IFVG Mode: Focuses on Inverted Fair Value Gaps, where a bullish FVG (low > high  by 13+ ticks) forms but is inverted (closed below) in the same slice, signaling bearish intent (or vice versa). This targets violations against opposing liquidity, often leading to raids on external ranges. Signals plot similarly, labeled "IFVG."
Shared Logic: Both modes enforce a 55-bar cooldown to prevent clustering, operate only during PT sessions (06:30–13:00), and use tick-based thresholds for precision across instruments. The integration with macros allows traders to see if signals occur within or at the edges of macro windows, enhancing confirmation—for example, a CISD inside a macro might indicate a manipulated reversal toward the session's true objective.
Toggle: "Signals Enabled" (default: true) – Turn off to hide all signal lines and labels, isolating the macro visualization.
 How Components Interact: 
Macro windows provide the "narrative context" (consolidation/manipulation), while CISD/IFVG signals detect the "delivery shift" (displacement).
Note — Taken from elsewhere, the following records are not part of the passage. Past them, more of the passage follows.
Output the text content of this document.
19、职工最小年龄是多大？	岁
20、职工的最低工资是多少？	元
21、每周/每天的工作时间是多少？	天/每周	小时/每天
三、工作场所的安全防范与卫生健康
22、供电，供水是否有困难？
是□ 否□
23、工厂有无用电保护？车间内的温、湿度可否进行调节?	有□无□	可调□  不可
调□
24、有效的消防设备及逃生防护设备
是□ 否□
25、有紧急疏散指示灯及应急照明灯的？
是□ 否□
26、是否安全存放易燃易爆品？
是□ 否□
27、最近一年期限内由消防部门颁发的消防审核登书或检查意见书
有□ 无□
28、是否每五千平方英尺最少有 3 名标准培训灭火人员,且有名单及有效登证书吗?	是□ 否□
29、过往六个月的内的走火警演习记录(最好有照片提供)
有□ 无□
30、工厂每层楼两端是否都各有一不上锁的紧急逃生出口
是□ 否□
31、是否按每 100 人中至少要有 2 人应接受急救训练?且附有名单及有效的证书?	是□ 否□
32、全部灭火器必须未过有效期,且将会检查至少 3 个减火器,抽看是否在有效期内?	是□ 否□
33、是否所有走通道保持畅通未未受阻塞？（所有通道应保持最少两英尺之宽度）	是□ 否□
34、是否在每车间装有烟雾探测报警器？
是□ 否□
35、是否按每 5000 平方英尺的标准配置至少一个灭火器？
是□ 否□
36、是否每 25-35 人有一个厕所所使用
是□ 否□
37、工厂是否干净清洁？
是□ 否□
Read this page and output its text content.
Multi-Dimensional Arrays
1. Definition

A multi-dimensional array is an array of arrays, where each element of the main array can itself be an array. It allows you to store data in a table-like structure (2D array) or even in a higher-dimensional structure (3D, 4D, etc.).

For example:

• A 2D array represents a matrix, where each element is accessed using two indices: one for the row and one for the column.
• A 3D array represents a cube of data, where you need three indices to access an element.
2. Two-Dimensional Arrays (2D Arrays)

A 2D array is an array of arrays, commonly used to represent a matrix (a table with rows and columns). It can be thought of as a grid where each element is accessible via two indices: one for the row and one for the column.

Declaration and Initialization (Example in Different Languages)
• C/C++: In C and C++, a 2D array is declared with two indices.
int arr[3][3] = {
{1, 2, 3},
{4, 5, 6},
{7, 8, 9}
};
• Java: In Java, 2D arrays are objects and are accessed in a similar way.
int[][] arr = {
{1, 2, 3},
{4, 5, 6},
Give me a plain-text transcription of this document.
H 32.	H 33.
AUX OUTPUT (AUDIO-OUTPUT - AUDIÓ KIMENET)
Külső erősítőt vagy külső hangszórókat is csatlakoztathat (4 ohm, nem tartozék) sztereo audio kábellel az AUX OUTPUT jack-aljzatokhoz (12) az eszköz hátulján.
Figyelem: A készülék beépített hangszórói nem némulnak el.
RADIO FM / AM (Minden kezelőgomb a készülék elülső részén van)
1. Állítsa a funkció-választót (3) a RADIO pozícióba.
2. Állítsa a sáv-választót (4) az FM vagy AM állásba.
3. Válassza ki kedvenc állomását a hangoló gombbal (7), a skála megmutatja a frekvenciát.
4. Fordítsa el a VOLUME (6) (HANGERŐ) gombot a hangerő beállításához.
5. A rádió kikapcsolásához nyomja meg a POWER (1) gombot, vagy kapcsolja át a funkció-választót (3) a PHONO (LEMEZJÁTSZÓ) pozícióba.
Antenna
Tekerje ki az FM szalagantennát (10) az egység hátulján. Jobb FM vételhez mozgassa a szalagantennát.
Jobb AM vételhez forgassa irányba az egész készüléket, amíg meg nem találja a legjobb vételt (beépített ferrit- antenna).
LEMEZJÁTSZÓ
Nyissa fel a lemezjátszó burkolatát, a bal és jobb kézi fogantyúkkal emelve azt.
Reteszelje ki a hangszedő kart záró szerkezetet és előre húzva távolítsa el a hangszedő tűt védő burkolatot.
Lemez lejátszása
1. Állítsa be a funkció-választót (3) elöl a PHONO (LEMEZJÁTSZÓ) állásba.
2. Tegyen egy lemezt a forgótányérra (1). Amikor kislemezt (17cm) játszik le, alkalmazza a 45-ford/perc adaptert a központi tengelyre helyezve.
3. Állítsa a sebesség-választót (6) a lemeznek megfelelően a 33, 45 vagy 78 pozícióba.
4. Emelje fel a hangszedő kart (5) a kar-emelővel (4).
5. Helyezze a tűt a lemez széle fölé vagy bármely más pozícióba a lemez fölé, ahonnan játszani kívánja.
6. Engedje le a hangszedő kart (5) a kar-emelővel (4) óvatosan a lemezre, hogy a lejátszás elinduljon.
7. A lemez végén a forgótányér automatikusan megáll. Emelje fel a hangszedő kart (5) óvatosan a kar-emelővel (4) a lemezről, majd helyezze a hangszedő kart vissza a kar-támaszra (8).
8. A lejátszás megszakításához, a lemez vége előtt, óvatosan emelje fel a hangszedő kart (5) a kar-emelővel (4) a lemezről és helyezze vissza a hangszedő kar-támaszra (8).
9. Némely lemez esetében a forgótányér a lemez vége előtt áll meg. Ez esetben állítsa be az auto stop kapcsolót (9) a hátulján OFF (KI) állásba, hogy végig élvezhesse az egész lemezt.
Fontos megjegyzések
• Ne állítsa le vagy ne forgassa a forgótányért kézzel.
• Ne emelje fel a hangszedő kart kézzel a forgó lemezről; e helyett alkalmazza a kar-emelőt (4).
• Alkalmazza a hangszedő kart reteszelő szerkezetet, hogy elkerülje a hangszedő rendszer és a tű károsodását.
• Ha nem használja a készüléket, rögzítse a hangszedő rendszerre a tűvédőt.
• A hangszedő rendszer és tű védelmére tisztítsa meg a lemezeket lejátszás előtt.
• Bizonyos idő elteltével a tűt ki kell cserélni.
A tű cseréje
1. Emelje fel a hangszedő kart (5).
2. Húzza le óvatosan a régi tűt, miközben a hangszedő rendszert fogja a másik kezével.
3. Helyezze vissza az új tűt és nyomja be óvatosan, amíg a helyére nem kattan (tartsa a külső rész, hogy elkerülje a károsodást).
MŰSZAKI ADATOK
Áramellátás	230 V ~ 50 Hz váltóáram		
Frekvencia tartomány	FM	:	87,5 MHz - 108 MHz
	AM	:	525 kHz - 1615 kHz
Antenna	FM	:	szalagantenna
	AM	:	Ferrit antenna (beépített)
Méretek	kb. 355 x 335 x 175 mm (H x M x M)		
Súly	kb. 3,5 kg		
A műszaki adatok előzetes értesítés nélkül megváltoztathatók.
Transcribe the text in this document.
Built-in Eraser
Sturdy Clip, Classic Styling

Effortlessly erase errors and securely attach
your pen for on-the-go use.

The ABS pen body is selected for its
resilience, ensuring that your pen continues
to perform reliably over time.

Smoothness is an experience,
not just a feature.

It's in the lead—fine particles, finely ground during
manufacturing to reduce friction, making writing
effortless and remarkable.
Together, they form a mashup that justifies publication: isolated signals can be noisy, but when filtered by macro periods, they align with ICT's session model. For instance, an IFVG inversion during a macro might confirm a liquidity sweep before targeting PD arrays or order blocks.
No external dependencies; all calculations are self-contained using Pine's built-in functions like ta.highest/lowest for references and time-based sessions for windows.
Usage Guidelines:
Apply to intraday charts (e.g., 1-5 min) or stocks during PT hours.
Look for confluence: A bull IFVG signal post-macro low sweep might target the next macro high or daily bias.
Customize colors/styles for signals (solid/dashed/dotted lines) and macros to suit your chart.
Backtest in replay mode to observe how macros frame signals—e.g., price often respects macro borders as S/R.
Limitations: Timezone-fixed to PT (America/Los_Angeles); signals are directional hints, not trade entries. Combine with ICT tools like order blocks or liquidity pools for full setups.
This script draws from community ICT implementations but refines them into a single, purpose-built tool for macro-driven trading, reducing chart clutter while emphasizing interconnected concepts. Feedback welcome!